Introduction: Intracranial germ-cell tumors (GCT) are rare, occurring in less than 4% of pediatric patients. Histologically, they are divided into several types, among which germinomatous GCTs represent over 50% of cases. Depending on their location, GCTs usually present with symptoms of intracranial hypertension for pineal lesions, whereas suprasellar ones lead to visual disturbances or pituitary hormonal defects.
We present the case of a bifocal intracranial germinoma with an unusual clinical presentation of adipsic diabetes insipidus, a condition with significant morbidity and mortality.

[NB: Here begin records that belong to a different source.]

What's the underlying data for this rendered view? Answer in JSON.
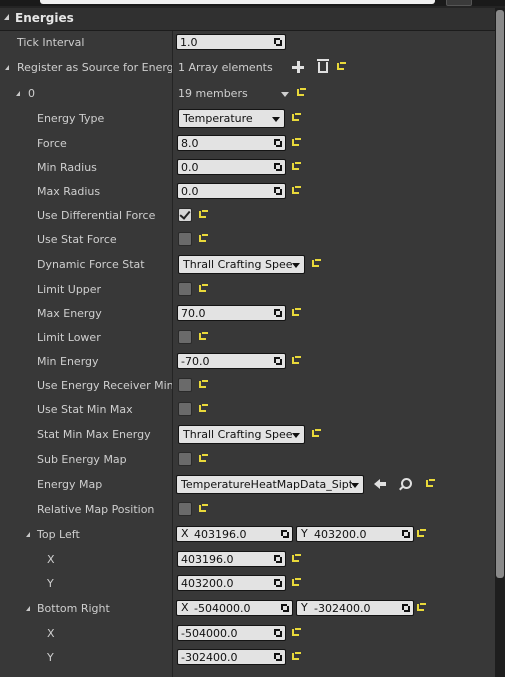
{
  "section": {
    "title": "Energies"
  },
  "rows": {
    "tick_interval": {
      "label": "Tick Interval",
      "value": "1.0"
    },
    "register": {
      "label": "Register as Source for Energies",
      "value": "1 Array elements"
    },
    "element0": {
      "label": "0",
      "value": "19 members"
    },
    "energy_type": {
      "label": "Energy Type",
      "value": "Temperature"
    },
    "force": {
      "label": "Force",
      "value": "8.0"
    },
    "min_radius": {
      "label": "Min Radius",
      "value": "0.0"
    },
    "max_radius": {
      "label": "Max Radius",
      "value": "0.0"
    },
    "use_diff_force": {
      "label": "Use Differential Force",
      "checked": true
    },
    "use_stat_force": {
      "label": "Use Stat Force",
      "checked": false
    },
    "dynamic_force_stat": {
      "label": "Dynamic Force Stat",
      "value": "Thrall Crafting Speed"
    },
    "limit_upper": {
      "label": "Limit Upper",
      "checked": false
    },
    "max_energy": {
      "label": "Max Energy",
      "value": "70.0"
    },
    "limit_lower": {
      "label": "Limit Lower",
      "checked": false
    },
    "min_energy": {
      "label": "Min Energy",
      "value": "-70.0"
    },
    "use_energy_receiver": {
      "label": "Use Energy Receiver Min Max",
      "checked": false
    },
    "use_stat_min_max": {
      "label": "Use Stat Min Max",
      "checked": false
    },
    "stat_min_max_energy": {
      "label": "Stat Min Max Energy",
      "value": "Thrall Crafting Speed"
    },
    "sub_energy_map": {
      "label": "Sub Energy Map",
      "checked": false
    },
    "energy_map": {
      "label": "Energy Map",
      "value": "TemperatureHeatMapData_Siptah"
    },
    "relative_map_position": {
      "label": "Relative Map Position",
      "checked": false
    },
    "top_left": {
      "label": "Top Left",
      "x_label": "X",
      "x_value": "403196.0",
      "y_label": "Y",
      "y_value": "403200.0"
    },
    "top_left_x": {
      "label": "X",
      "value": "403196.0"
    },
    "top_left_y": {
      "label": "Y",
      "value": "403200.0"
    },
    "bottom_right": {
      "label": "Bottom Right",
      "x_label": "X",
      "x_value": "-504000.0",
      "y_label": "Y",
      "y_value": "-302400.0"
    },
    "bottom_right_x": {
      "label": "X",
      "value": "-504000.0"
    },
    "bottom_right_y": {
      "label": "Y",
      "value": "-302400.0"
    }
  }
}
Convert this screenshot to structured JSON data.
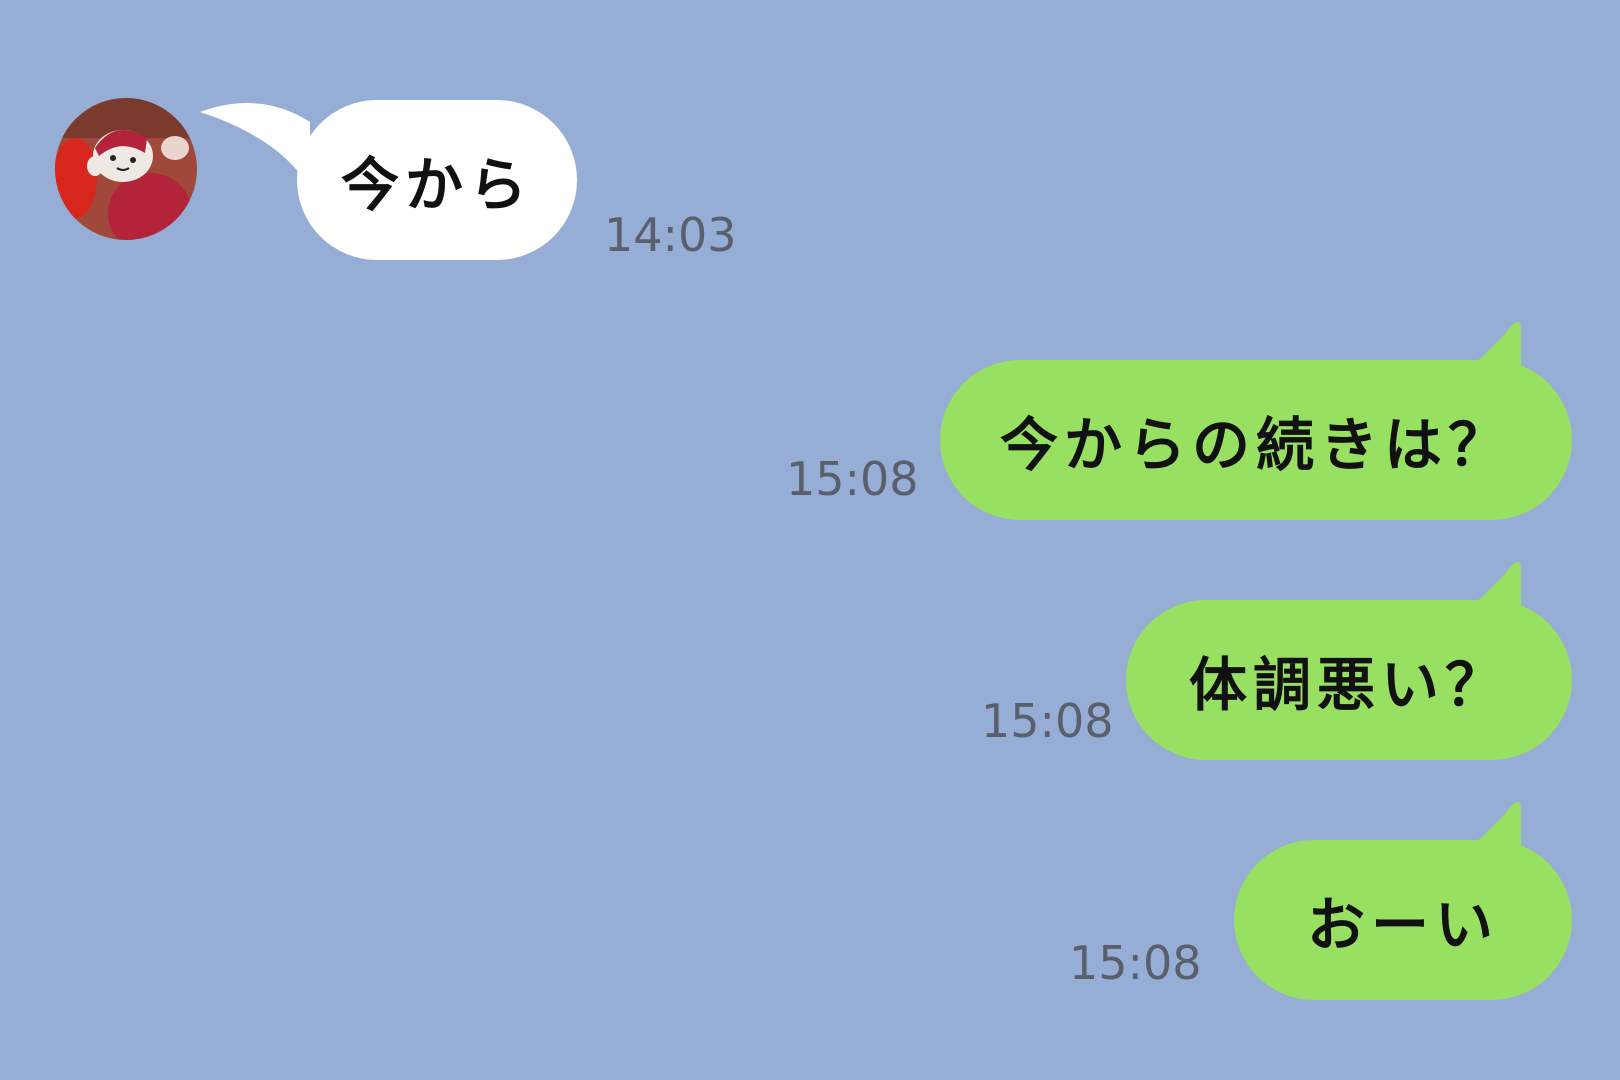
{
  "colors": {
    "background": "#96aed6",
    "incoming_bubble": "#ffffff",
    "outgoing_bubble": "#97e062",
    "timestamp_text": "#5a5f6c"
  },
  "messages": [
    {
      "direction": "incoming",
      "text": "今から",
      "time": "14:03",
      "avatar": "crochet-doll-avatar"
    },
    {
      "direction": "outgoing",
      "text": "今からの続きは？",
      "time": "15:08"
    },
    {
      "direction": "outgoing",
      "text": "体調悪い？",
      "time": "15:08"
    },
    {
      "direction": "outgoing",
      "text": "おーい",
      "time": "15:08"
    }
  ]
}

Case report: A 19-year-old female patient was addressed to the emergency department with fatigue, dizziness and unsteady gait. She reported a rapid decline of visual function over the previous 15 days, although certain complaints (blurred vision of the right eye, considered to be due to myopia) had already been investigated 2 years earlier. Clinically, the patient was dehydrated, with normal blood pressure, but tachycardic. Homonymous left lateral hemianopsia was objectified as well as severely impaired vision (1/10 right eye, 2/10 left eye).
Biochemistry found severe hypernatremia 177 mmol/l with hyperosmolality 379 mOsm/kg and acute prerenal renal failure. Urines were normally diluted and thirst sensation was lost. Cerebral MRI revealed two lesions in the suprasellar and pineal regions with intense contrast-enhancement, compatible with GCTs. The suprasellar lesion extended up to the lateral ventricular floor.

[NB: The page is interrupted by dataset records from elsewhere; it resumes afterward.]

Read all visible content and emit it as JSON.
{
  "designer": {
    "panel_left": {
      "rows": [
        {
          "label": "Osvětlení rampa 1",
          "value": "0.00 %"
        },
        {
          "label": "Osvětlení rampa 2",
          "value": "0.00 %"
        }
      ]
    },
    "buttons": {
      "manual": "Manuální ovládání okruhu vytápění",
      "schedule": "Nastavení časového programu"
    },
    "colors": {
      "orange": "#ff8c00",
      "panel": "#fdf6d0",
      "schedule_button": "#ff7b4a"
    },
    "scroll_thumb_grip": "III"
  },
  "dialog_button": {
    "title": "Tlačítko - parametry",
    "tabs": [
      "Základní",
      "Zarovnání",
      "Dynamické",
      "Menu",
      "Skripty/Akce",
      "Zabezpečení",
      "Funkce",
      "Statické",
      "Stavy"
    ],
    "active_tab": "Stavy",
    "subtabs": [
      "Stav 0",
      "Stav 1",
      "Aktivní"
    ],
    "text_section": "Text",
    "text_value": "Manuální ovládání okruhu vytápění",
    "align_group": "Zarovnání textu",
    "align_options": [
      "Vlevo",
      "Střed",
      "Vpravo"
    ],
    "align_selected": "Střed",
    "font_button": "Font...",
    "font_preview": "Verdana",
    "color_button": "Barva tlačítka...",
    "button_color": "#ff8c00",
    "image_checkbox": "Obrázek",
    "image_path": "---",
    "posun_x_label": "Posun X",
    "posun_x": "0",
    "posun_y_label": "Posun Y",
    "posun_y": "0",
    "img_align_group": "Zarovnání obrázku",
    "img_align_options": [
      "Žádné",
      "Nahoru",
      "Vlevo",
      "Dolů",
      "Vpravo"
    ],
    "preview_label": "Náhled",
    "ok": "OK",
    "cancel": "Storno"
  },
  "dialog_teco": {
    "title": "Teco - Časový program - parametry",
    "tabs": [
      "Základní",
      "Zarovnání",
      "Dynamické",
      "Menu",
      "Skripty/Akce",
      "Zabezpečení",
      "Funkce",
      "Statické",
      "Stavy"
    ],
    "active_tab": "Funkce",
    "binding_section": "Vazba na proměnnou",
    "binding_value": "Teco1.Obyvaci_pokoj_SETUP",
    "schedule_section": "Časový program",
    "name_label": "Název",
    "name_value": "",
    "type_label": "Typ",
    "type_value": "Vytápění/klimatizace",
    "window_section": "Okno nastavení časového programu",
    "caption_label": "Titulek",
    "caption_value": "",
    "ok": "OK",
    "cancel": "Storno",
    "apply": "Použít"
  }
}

Further hormonal evaluation revealed pan-hypopituitarism and hyperprolactinemia most likely due to stalk compression. Tumor markers (AFP and bhCG) were negative in serum, while bhCG was slightly elevated in CSF.
As the lesion was bifocal, with slightly elevated tumor markers, it was considered a germinoma. Treatment with chemotherapy and adjuvant radiotherapy was decided. The favorable response to treatment confirmed the diagnosis.

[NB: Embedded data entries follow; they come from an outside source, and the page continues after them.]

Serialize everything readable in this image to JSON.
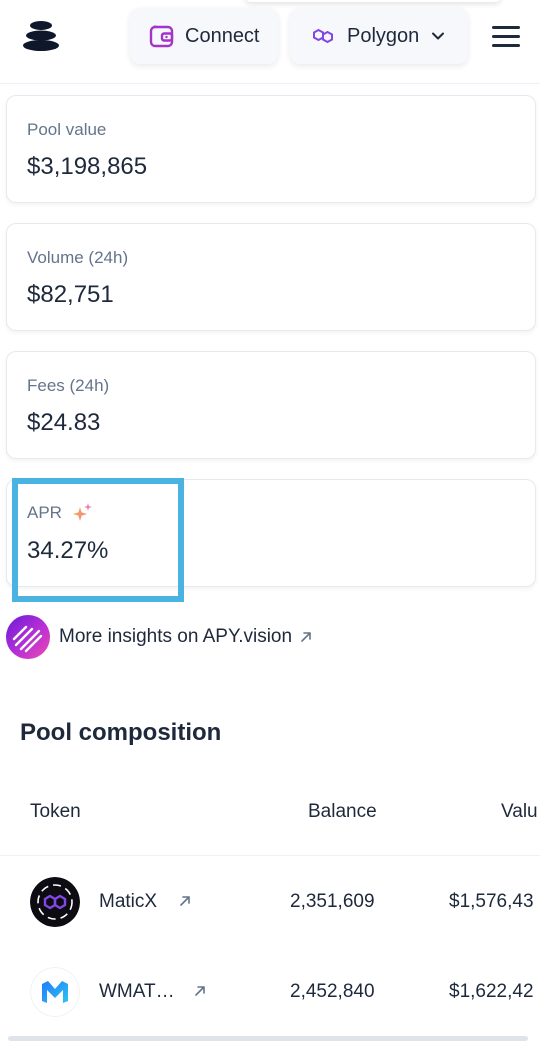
{
  "header": {
    "connect_label": "Connect",
    "network_label": "Polygon",
    "logo_icon": "balancer-logo-icon",
    "menu_icon": "hamburger-menu-icon"
  },
  "stats": [
    {
      "label": "Pool value",
      "value": "$3,198,865"
    },
    {
      "label": "Volume (24h)",
      "value": "$82,751"
    },
    {
      "label": "Fees (24h)",
      "value": "$24.83"
    },
    {
      "label": "APR",
      "value": "34.27%"
    }
  ],
  "insights": {
    "text": "More insights on APY.vision"
  },
  "pool_composition": {
    "title": "Pool composition",
    "columns": [
      "Token",
      "Balance",
      "Valu"
    ],
    "rows": [
      {
        "token": "MaticX",
        "balance": "2,351,609",
        "value": "$1,576,43"
      },
      {
        "token": "WMAT…",
        "balance": "2,452,840",
        "value": "$1,622,42"
      }
    ]
  },
  "colors": {
    "text": "#1e293b",
    "muted": "#64748b",
    "highlight": "#4ab3e2",
    "polygon_purple": "#8247e5",
    "connect_icon": "#a433c9"
  }
}
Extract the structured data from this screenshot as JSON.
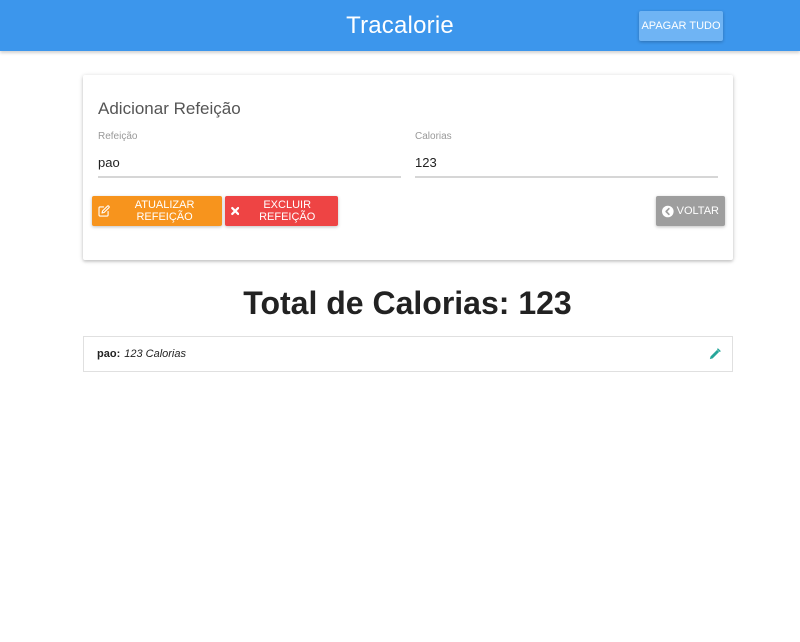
{
  "app": {
    "brand": "Tracalorie",
    "clear_all_label": "APAGAR TUDO"
  },
  "form": {
    "title": "Adicionar Refeição",
    "meal_label": "Refeição",
    "meal_value": "pao",
    "calories_label": "Calorias",
    "calories_value": "123",
    "update_label": "ATUALIZAR REFEIÇÃO",
    "delete_label": "EXCLUIR REFEIÇÃO",
    "back_label": "VOLTAR"
  },
  "summary": {
    "total_text": "Total de Calorias: 123"
  },
  "items": [
    {
      "name": "pao",
      "separator": ":",
      "calories_text": "123 Calorias",
      "icon": "pencil-icon"
    }
  ],
  "colors": {
    "navbar": "#3c96ec",
    "update": "#f7941d",
    "delete": "#ee4444",
    "back": "#9e9e9e",
    "edit_icon": "#26a69a"
  }
}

Conclusion: We report the case of a bifocal germinoma presenting as adipsic diabetes insipidus. To our knowledge, this is the case of intracranial CGT with this presentation. In our patients history, a period of polydipsia and polyuria was noted several months prior to diagnosis, but medical attention was not sought at the time. As the lesion expanded towards the hypothalamus, thirst sensation was lost, therefore leading to adipsic diabetes insipidus. Our case also underlines the importance of a thorough investigation of apparently benign symptoms, such as visual complaints or polyuria/polydipsia, especially when occurring simultaneously.